Le modem analogique, une passerelle bien utile

« À l'heure actuelle, il y a deux manières d'obtenir des informations dans le pays - utiliser une ligne terrestre pour téléphoner à quelqu'un, ou utiliser le dial-up, » explique Jillian York, chercheur au Berkman Center for Internet & Society. Les Égyptiens équipés d'un modem à numérotation analogique ne peuvent pas se connecter à Internet en passant par leur fournisseur d'accès local. Par contre, s'ils passent par un numéro international qui leur permet de se connecter à un autre modem situé dans un autre pays, ils peuvent être reliés avec le monde extérieur. L'association We Rebuild a entrepris d'étendre les options de dial-up. Pour cela, le groupe a ouvert un numéro de téléphone en Suède et a établi une liste d'autres numéros que les Égyptiens peuvent appeler. Le groupe diffuse de l'information sur ses activités sur une page Wiki. L'un des numéros d'accès est géré par un petit FAI appelé French Data Network (FDN) : c'est la première fois qu'il met en place un tel service. Son modem fournit une connexion, « à peu près toutes les minutes, » a indiqué Benjamin Bayart, le président de FDN, pendant un chat en ligne. La passerelle créée par ces numéros internationaux de dial-up ne peut s'établir uniquement si les personnes disposent d'un modem téléphonique et peuvent avoir accès à un service d'appel international. Et même si les réseaux de téléphonie mobile ont été coupés dans certaines régions, des instructions circulent expliquant comment utiliser un téléphone mobile comme modem commuté.

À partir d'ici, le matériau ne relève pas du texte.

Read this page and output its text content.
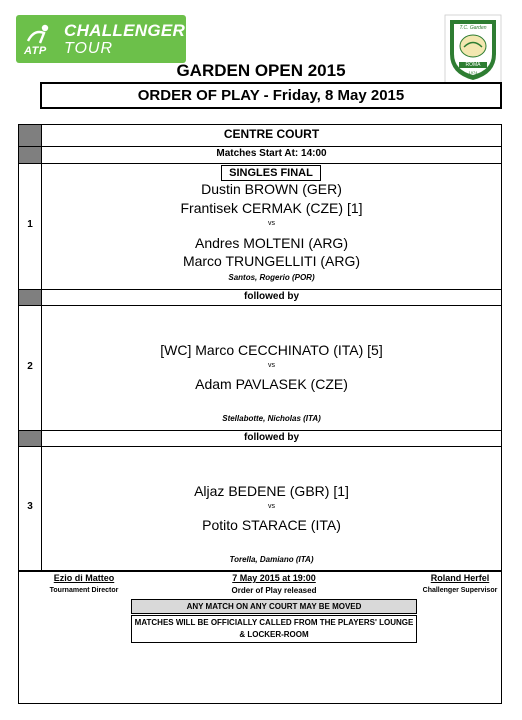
ATP
CHALLENGER
TOUR
T.C. Garden
ROMA
1974
GARDEN OPEN 2015
ORDER OF PLAY - Friday, 8 May 2015
1
2
3
CENTRE COURT
Matches Start At: 14:00
SINGLES FINAL
Dustin BROWN (GER)
Frantisek CERMAK (CZE) [1]
vs
Andres MOLTENI (ARG)
Marco TRUNGELLITI (ARG)
Santos, Rogerio (POR)
followed by
[WC] Marco CECCHINATO (ITA) [5]
vs
Adam PAVLASEK (CZE)
Stellabotte, Nicholas (ITA)
followed by
Aljaz BEDENE (GBR) [1]
vs
Potito STARACE (ITA)
Torella, Damiano (ITA)
Ezio di Matteo
Tournament Director
7 May 2015 at 19:00
Order of Play released
Roland Herfel
Challenger Supervisor
ANY MATCH ON ANY COURT MAY BE MOVED
MATCHES WILL BE OFFICIALLY CALLED FROM THE PLAYERS' LOUNGE & LOCKER-ROOM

De Twitter et Tor, aux télécopieurs, tout est bon pour faire circuler l'info

Pour les quelques Égyptiens en mesure d'accéder à Internet, ils doivent s'assurer que leurs activités en ligne ne sont pas enregistrées. Peu de temps avant l'interruption de l'accès à Internet,  Project Tor a remarqué une forte hausse du nombre de visiteurs égyptiens sur son site. Ceux-ci cherchaient à télécharger Tor, un logiciel de navigation qui permet de surfer anonymement sur le Net. « Le site a reçu jusqu'à 3.000 requêtes par seconde, dont une grande majorité en provenance d'Égypte, » a-t-il dit. « Nous avons tout d'abord pensé à une attaque par déni de service DDOS, » a déclaré Andrew Lewman, directeur exécutif du projet. « Vendredi, nous avons constaté un quadruplement de clients Tor se connectant via le FAI Noor [avant la coupure du service, ndlr], » a-t-il confirmé. Même sans Internet, les gens ont trouvé des manières de faire également passer des messages sur Twitter. Vendredi, quelqu'un a créé un compte sur le réseau social sur lequel des gens ont publié des messages reçus d'Égypte par téléphone, et dont la teneur ressemble à : « Appel en direct : Rues assez calmes à Dokki, pas de police en vue. Beaucoup de camions de police vus au Sheraton. »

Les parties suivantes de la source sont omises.